Nos podríamos encontrar en casa un modelo de terrorismo sin líderes, formando una red distribuida y que obtiene sus conocimientos técnicos de fuentas abiertas. Un grupo terrorista atomizado, que deje de tomar como modelo al colectivo “Artapalo” y se parezca al terrorismo de los fundamentalistas cristianos que en EE.UU. atentan contra las clínicas abortistas. Un modelo de terrorismo cuyo ejemplo típico no sea Josu Ternera, sino Unabomber. E.T.A. hizo un ensayo de ese modelo de terrorismo en diciembre de 2004. Será sin duda un terrorismo marginal, que produzca como mucho media docena de muertos al año. Pero será un terrorismo muchísimo más difícil de erradicar hasta que dispongamos la teccnología de las unidades de precrimen.

Lo afirmé, y sigo creyéndolo, que E.T.A. ha sido derrotada. A estas alturas dentro de la base social de E.T.A. y dentro de la propia E.T.A. debe de haber quedado bastante claro que el camino de la violencia política no les llevará a la consecución de sus objetivos últimos. Y que para colmo, E.T.A. como grupo terrorista ha quedado bastante debilitado en los últimos tiempos. Lo cual, teniendo en cuenta esa base social, es lo máximo a lo que podemos aspirar dentro de términos estrictamente policiales.

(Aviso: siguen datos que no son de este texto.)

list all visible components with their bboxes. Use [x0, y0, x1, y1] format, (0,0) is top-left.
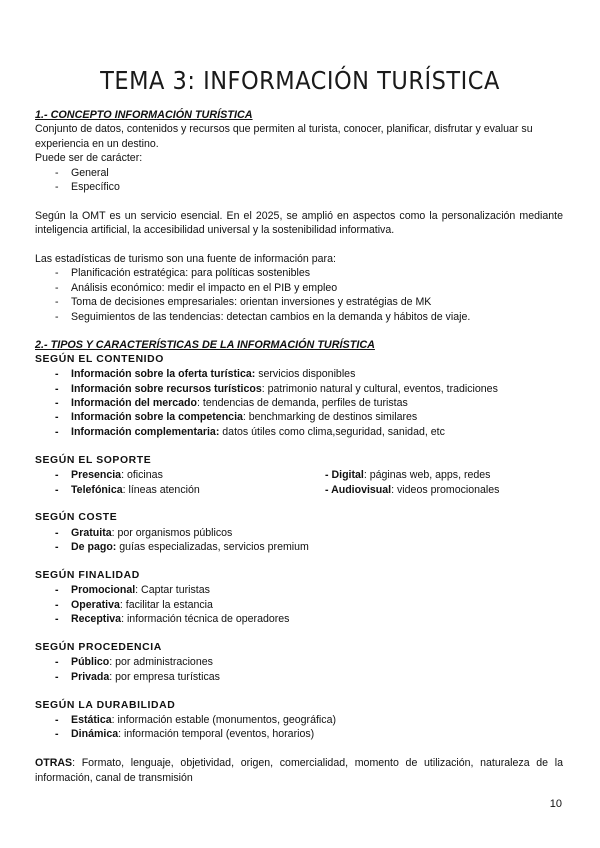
character-list — [35, 166, 563, 195]
section-1-heading: 1.- CONCEPTO INFORMACIÓN TURÍSTICA — [35, 109, 253, 121]
list-item: - Promocional: Captar turistas — [35, 583, 563, 597]
content-body — [35, 108, 563, 785]
list-item: - Gratuita: por organismos públicos — [35, 526, 563, 540]
coste-heading: SEGÚN COSTE — [35, 512, 118, 524]
soporte-list-left — [35, 468, 325, 497]
section-2-heading: 2.- TIPOS Y CARACTERÍSTICAS DE LA INFORMACIÓN TURÍSTICA — [35, 339, 375, 352]
list-item: - Información complementaria: datos útiles como clima,seguridad, sanidad, etc — [35, 425, 563, 439]
list-item: - Dinámica: información temporal (eventos, horarios) — [35, 727, 563, 741]
list-item: - Digital: páginas web, apps, redes — [325, 469, 491, 482]
list-item: - Específico — [35, 180, 563, 194]
list-item: - Receptiva: información técnica de operadores — [35, 612, 563, 626]
durabilidad-list — [35, 713, 563, 742]
list-item: - General — [35, 166, 563, 180]
character-intro: Puede ser de carácter: — [35, 152, 143, 165]
finalidad-list — [35, 583, 563, 626]
list-item: - Audiovisual: videos promocionales — [325, 483, 500, 496]
soporte-heading: SEGÚN EL SOPORTE — [35, 454, 152, 466]
durabilidad-heading: SEGÚN LA DURABILIDAD — [35, 699, 176, 711]
list-item: - Seguimientos de las tendencias: detectan cambios en la demanda y hábitos de viaje. — [35, 310, 563, 324]
list-item: - Estática: información estable (monumentos, geográfica) — [35, 713, 563, 727]
list-item: - Privada: por empresa turísticas — [35, 670, 563, 684]
list-item: - Información sobre la oferta turística: servicios disponibles — [35, 367, 563, 381]
list-item: - Toma de decisiones empresariales: orientan inversiones y estratégias de MK — [35, 295, 563, 309]
page-number: 10 — [549, 798, 562, 810]
contenido-heading: SEGÚN EL CONTENIDO — [35, 353, 164, 365]
list-item: - Operativa: facilitar la estancia — [35, 598, 563, 612]
list-item: - Información sobre recursos turísticos: patrimonio natural y cultural, eventos, tradiciones — [35, 382, 563, 396]
list-item: - Público: por administraciones — [35, 655, 563, 669]
list-item: - De pago: guías especializadas, servicios premium — [35, 540, 563, 554]
list-item: - Presencia: oficinas — [35, 468, 325, 482]
procedencia-heading: SEGÚN PROCEDENCIA — [35, 641, 162, 653]
list-item: - Planificación estratégica: para políticas sostenibles — [35, 266, 563, 280]
otras-paragraph: OTRAS: Formato, lenguaje, objetividad, origen, comercialidad, momento de utilización, naturaleza de la información, canal de transmisión — [35, 757, 563, 784]
soporte-columns — [35, 468, 563, 497]
section-1-intro: Conjunto de datos, contenidos y recursos que permiten al turista, conocer, planificar, disfrutar y evaluar su experiencia en un destino. — [35, 123, 533, 150]
list-item: - Telefónica: líneas atención — [35, 483, 325, 497]
list-item: - Información del mercado: tendencias de demanda, perfiles de turistas — [35, 396, 563, 410]
stats-intro: Las estadísticas de turismo son una fuente de información para: — [35, 253, 336, 266]
procedencia-list — [35, 655, 563, 684]
coste-list — [35, 526, 563, 555]
stats-list — [35, 266, 563, 324]
finalidad-heading: SEGÚN FINALIDAD — [35, 569, 140, 581]
soporte-list-right — [325, 468, 563, 497]
list-item: - Información sobre la competencia: benchmarking de destinos similares — [35, 410, 563, 424]
omt-paragraph: Según la OMT es un servicio esencial. En el 2025, se amplió en aspectos como la personalización mediante inteligencia artificial, la accesibilidad universal y la sostenibilidad informativa. — [35, 209, 563, 237]
contenido-list — [35, 367, 563, 439]
page-title: TEMA 3: INFORMACIÓN TURÍSTICA — [100, 66, 500, 95]
list-item: - Análisis económico: medir el impacto en el PIB y empleo — [35, 281, 563, 295]
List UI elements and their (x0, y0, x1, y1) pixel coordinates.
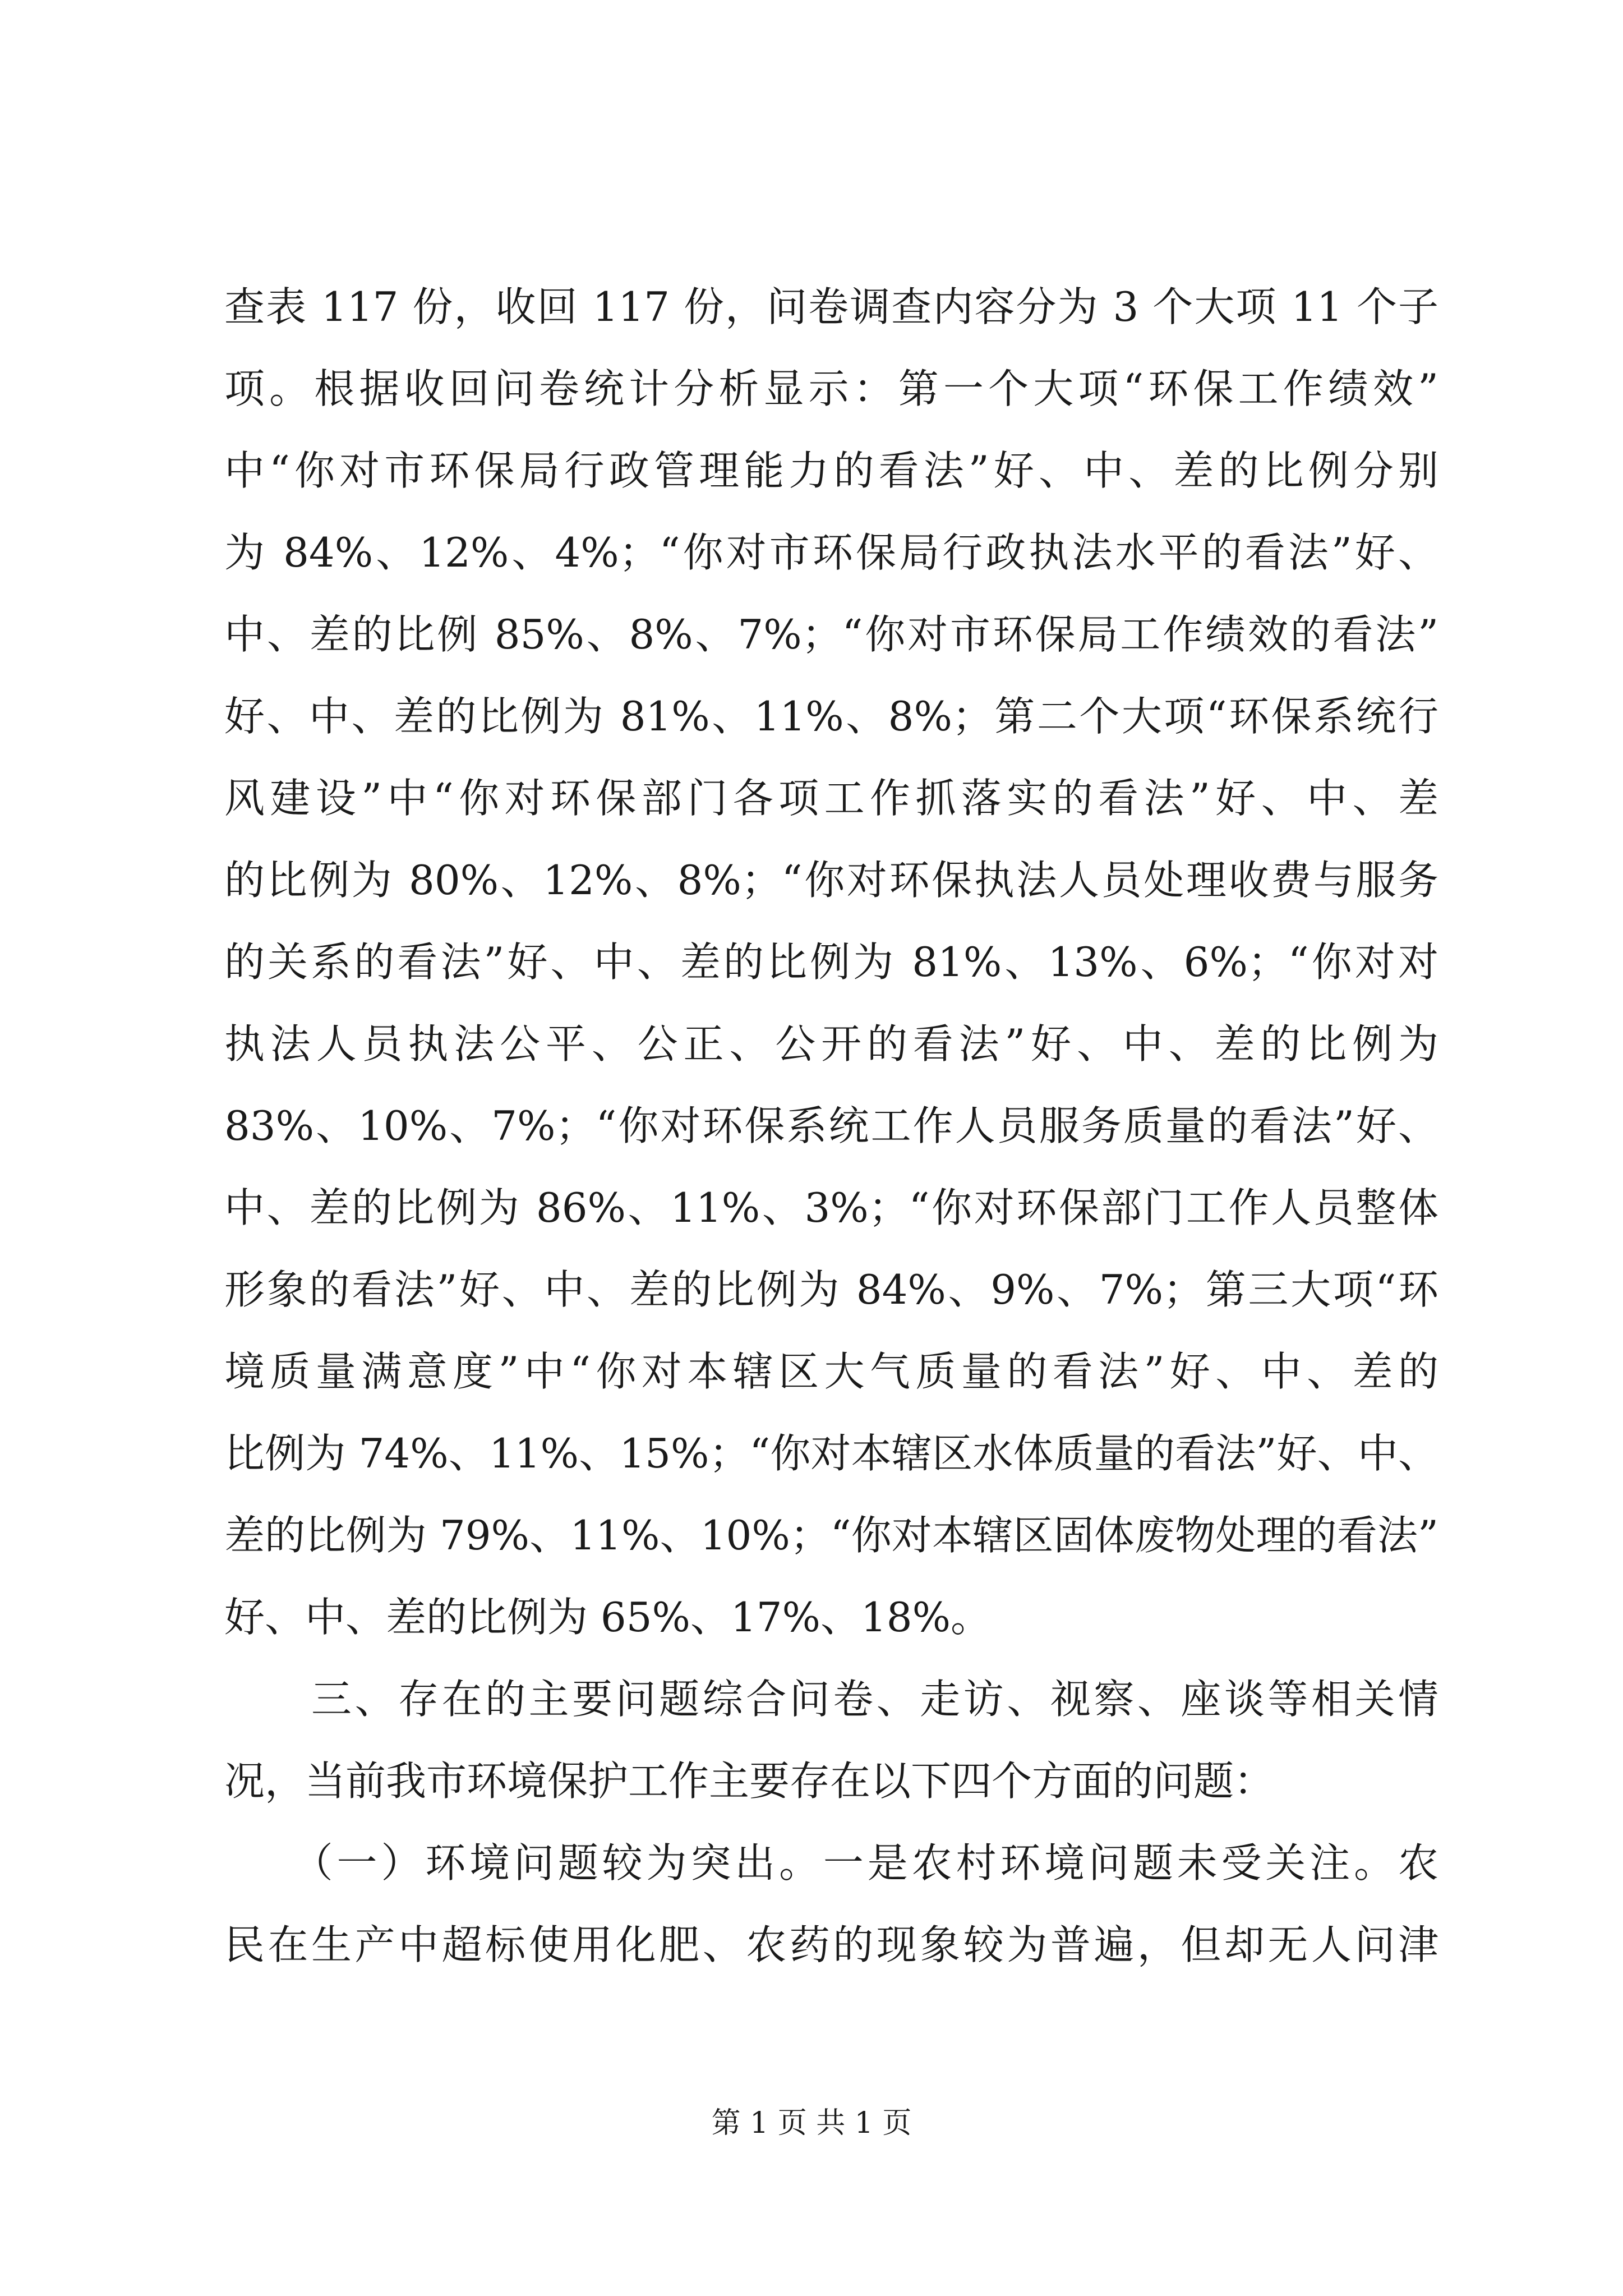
text-line: 中“你对市环保局行政管理能力的看法”好、中、差的比例分别 (224, 447, 1438, 494)
text-line: 的比例为 80%、12%、8%；“你对环保执法人员处理收费与服务 (224, 857, 1438, 904)
text-line: （一）环境问题较为突出。一是农村环境问题未受关注。农 (224, 1839, 1438, 1887)
text-line: 为 84%、12%、4%；“你对市环保局行政执法水平的看法”好、 (224, 529, 1438, 576)
text-line: 中、差的比例为 86%、11%、3%；“你对环保部门工作人员整体 (224, 1184, 1438, 1231)
text-line: 三、存在的主要问题综合问卷、走访、视察、座谈等相关情 (224, 1676, 1438, 1723)
document-body (224, 266, 1438, 1986)
text-line: 执法人员执法公平、公正、公开的看法”好、中、差的比例为 (224, 1020, 1438, 1068)
text-line: 83%、10%、7%；“你对环保系统工作人员服务质量的看法”好、 (224, 1102, 1438, 1149)
text-line: 项。根据收回问卷统计分析显示：第一个大项“环保工作绩效” (224, 365, 1438, 412)
text-line: 况，当前我市环境保护工作主要存在以下四个方面的问题： (224, 1757, 1275, 1805)
text-line: 形象的看法”好、中、差的比例为 84%、9%、7%；第三大项“环 (224, 1266, 1438, 1313)
text-line: 差的比例为 79%、11%、10%；“你对本辖区固体废物处理的看法” (224, 1512, 1438, 1559)
text-line: 查表 117 份，收回 117 份，问卷调查内容分为 3 个大项 11 个子 (224, 283, 1438, 330)
text-line: 境质量满意度”中“你对本辖区大气质量的看法”好、中、差的 (224, 1348, 1438, 1395)
text-line: 比例为 74%、11%、15%；“你对本辖区水体质量的看法”好、中、 (224, 1430, 1438, 1477)
text-line: 好、中、差的比例为 65%、17%、18%。 (224, 1594, 991, 1641)
text-line: 民在生产中超标使用化肥、农药的现象较为普遍，但却无人问津 (224, 1921, 1438, 1968)
text-line: 风建设”中“你对环保部门各项工作抓落实的看法”好、中、差 (224, 775, 1438, 822)
page-footer (0, 2104, 1623, 2143)
text-line: 的关系的看法”好、中、差的比例为 81%、13%、6%；“你对对 (224, 938, 1438, 986)
text-line: 好、中、差的比例为 81%、11%、8%；第二个大项“环保系统行 (224, 693, 1438, 740)
text-line: 中、差的比例 85%、8%、7%；“你对市环保局工作绩效的看法” (224, 611, 1438, 658)
page-number-label: 第 1 页 共 1 页 (711, 2106, 912, 2140)
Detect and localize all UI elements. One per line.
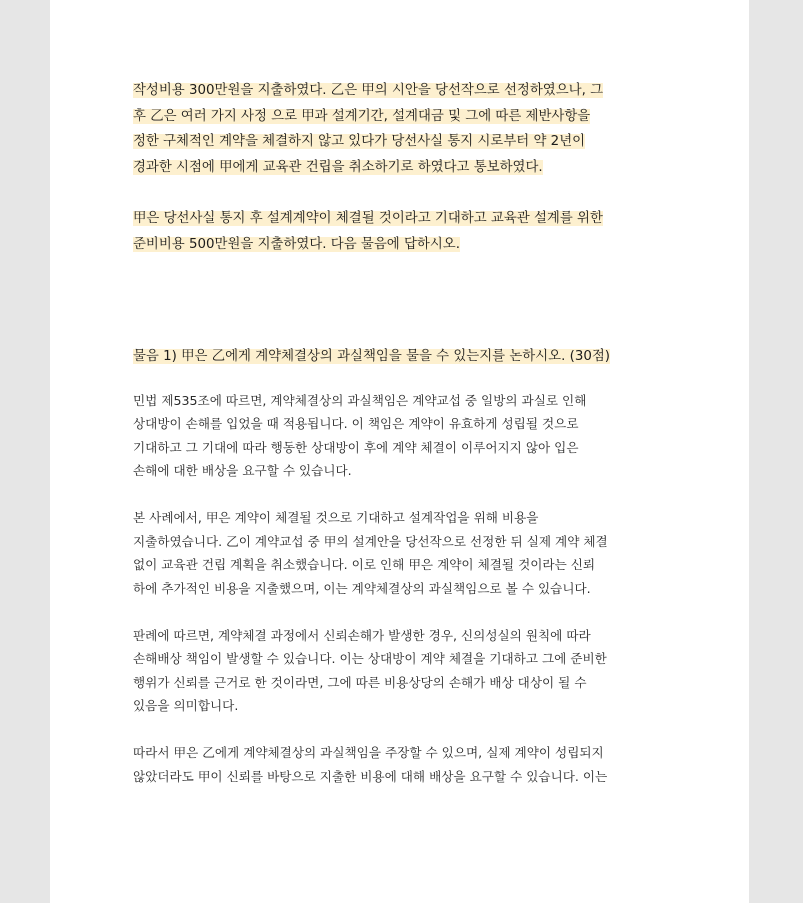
- document-page: [50, 0, 749, 903]
- paragraph-line: 손해에 대한 배상을 요구할 수 있습니다.: [133, 463, 352, 478]
- highlighted-line: 甲은 당선사실 통지 후 설계계약이 체결될 것이라고 기대하고 교육관 설계를 위한: [133, 211, 603, 226]
- highlighted-line: 후 乙은 여러 가지 사정 으로 甲과 설계기간, 설계대금 및 그에 따른 제반사항을: [133, 108, 591, 124]
- paragraph-line: 기대하고 그 기대에 따라 행동한 상대방이 후에 계약 체결이 이루어지지 않아 입은: [133, 439, 579, 455]
- paragraph-line: 손해배상 책임이 발생할 수 있습니다. 이는 상대방이 계약 체결을 기대하고 그에 준비한: [133, 651, 607, 666]
- paragraph-line: 민법 제535조에 따르면, 계약체결상의 과실책임은 계약교섭 중 일방의 과실로 인해: [133, 392, 587, 408]
- highlighted-line: 정한 구체적인 계약을 체결하지 않고 있다가 당선사실 통지 시로부터 약 2년이: [133, 134, 586, 149]
- answer-paragraph-3: [133, 624, 673, 718]
- intro-paragraph-2: [133, 206, 673, 257]
- paragraph-line: 상대방이 손해를 입었을 때 적용됩니다. 이 책임은 계약이 유효하게 성립될 것으로: [133, 416, 579, 431]
- question-heading: [133, 344, 673, 370]
- paragraph-line: 행위가 신뢰를 근거로 한 것이라면, 그에 따른 비용상당의 손해가 배상 대상이 될 수: [133, 674, 587, 690]
- document-content: [133, 78, 673, 788]
- answer-paragraph-1: [133, 389, 673, 483]
- paragraph-line: 본 사례에서, 甲은 계약이 체결될 것으로 기대하고 설계작업을 위해 비용을: [133, 510, 539, 525]
- paragraph-line: 없이 교육관 건립 계획을 취소했습니다. 이로 인해 甲은 계약이 체결될 것이라는 신뢰: [133, 557, 596, 572]
- question-text: 물음 1) 甲은 乙에게 계약체결상의 과실책임을 물을 수 있는지를 논하시오. (30점): [133, 349, 611, 364]
- paragraph-line: 않았더라도 甲이 신뢰를 바탕으로 지출한 비용에 대해 배상을 요구할 수 있습니다. 이는: [133, 768, 608, 784]
- answer-paragraph-4: [133, 741, 673, 788]
- paragraph-line: 따라서 甲은 乙에게 계약체결상의 과실책임을 주장할 수 있으며, 실제 계약이 성립되지: [133, 745, 604, 760]
- paragraph-line: 있음을 의미합니다.: [133, 698, 239, 713]
- paragraph-line: 지출하였습니다. 乙이 계약교섭 중 甲의 설계안을 당선작으로 선정한 뒤 실제 계약 체결: [133, 533, 608, 549]
- highlighted-line: 작성비용 300만원을 지출하였다. 乙은 甲의 시안을 당선작으로 선정하였으나, 그: [133, 83, 604, 98]
- intro-paragraph-1: [133, 78, 673, 180]
- highlighted-line: 준비비용 500만원을 지출하였다. 다음 물음에 답하시오.: [133, 236, 460, 252]
- highlighted-line: 경과한 시점에 甲에게 교육관 건립을 취소하기로 하였다고 통보하였다.: [133, 159, 543, 175]
- answer-paragraph-2: [133, 506, 673, 600]
- paragraph-line: 판례에 따르면, 계약체결 과정에서 신뢰손해가 발생한 경우, 신의성실의 원칙에 따라: [133, 627, 591, 643]
- paragraph-line: 하에 추가적인 비용을 지출했으며, 이는 계약체결상의 과실책임으로 볼 수 있습니다.: [133, 580, 591, 596]
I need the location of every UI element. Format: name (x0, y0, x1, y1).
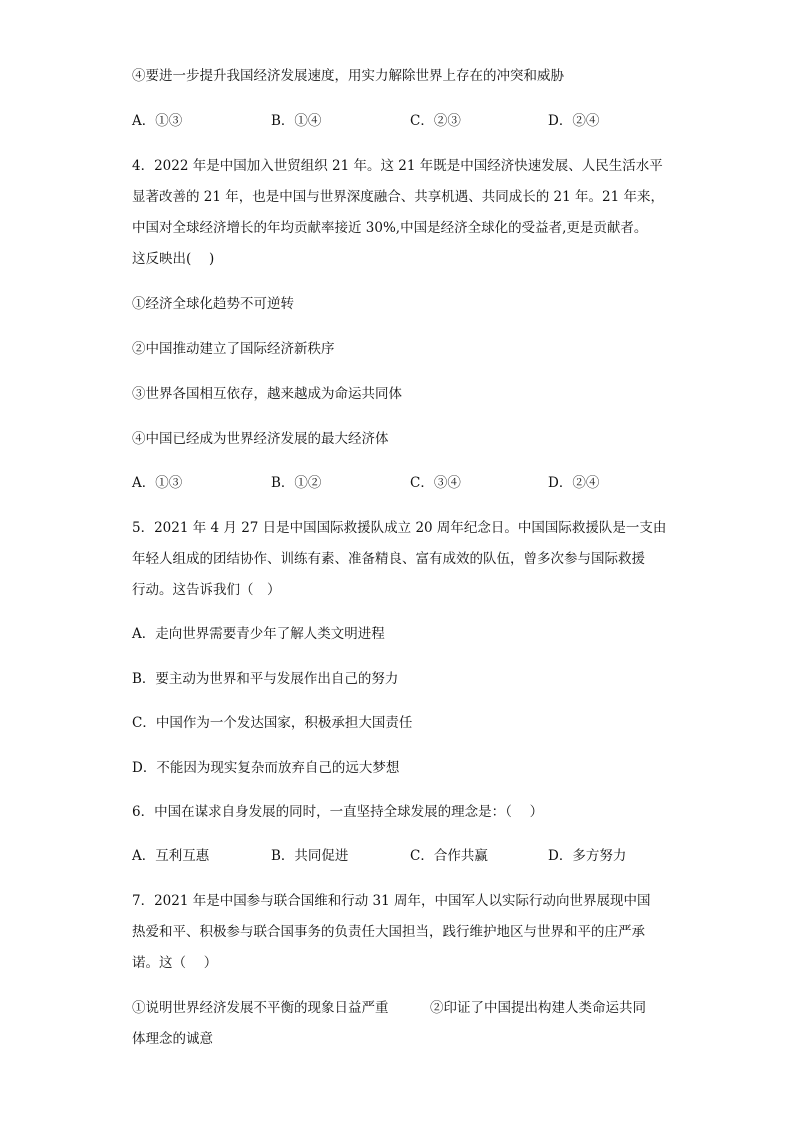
q6-option-d: D．多方努力 (548, 848, 627, 864)
q5-stem-line: 5．2021 年 4 月 27 日是中国国际救援队成立 20 周年纪念日。中国国际救援队是一支由 (132, 520, 667, 536)
q6-option-a: A．互利互惠 (132, 848, 210, 864)
q7-item-2: ②印证了中国提出构建人类命运共同 (430, 1000, 646, 1016)
q4-item-2: ②中国推动建立了国际经济新秩序 (132, 341, 335, 357)
q3-option-a: A．①③ (132, 113, 183, 129)
q4-option-d: D．②④ (548, 475, 600, 491)
q4-option-a: A．①③ (132, 475, 183, 491)
q7-stem-line: 诺。这（ ） (132, 955, 218, 971)
q4-stem-line: 这反映出( ) (132, 251, 215, 267)
q5-option-d: D．不能因为现实复杂而放弃自己的远大梦想 (132, 760, 400, 776)
q7-item-1: ①说明世界经济发展不平衡的现象日益严重 (132, 1000, 389, 1016)
q6-option-b: B．共同促进 (271, 848, 349, 864)
q4-stem-line: 中国对全球经济增长的年均贡献率接近 30%,中国是经济全球化的受益者,更是贡献者。 (132, 220, 648, 236)
q7-stem-line: 热爱和平、积极参与联合国事务的负责任大国担当，践行维护地区与世界和平的庄严承 (132, 924, 645, 940)
q4-option-b: B．①② (271, 475, 322, 491)
q4-item-3: ③世界各国相互依存，越来越成为命运共同体 (132, 386, 402, 402)
q5-option-a: A．走向世界需要青少年了解人类文明进程 (132, 626, 385, 642)
q4-item-4: ④中国已经成为世界经济发展的最大经济体 (132, 431, 389, 447)
q4-stem-line: 4．2022 年是中国加入世贸组织 21 年。这 21 年既是中国经济快速发展、人民生活水平 (132, 158, 663, 174)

Es hora de cerrar la Transición y hacer de España un país normal, donde cualquier aspirante a concejal del PP pueda hacer campaña electoral en la plaza de su pueblo. Dijo Aznar que sería generoso si el movimiento de liberación nacional vasco renunciaba a la violencia. A enemigo que huye, puente de plata. No sé por qué Zapatero no debería obrar igual.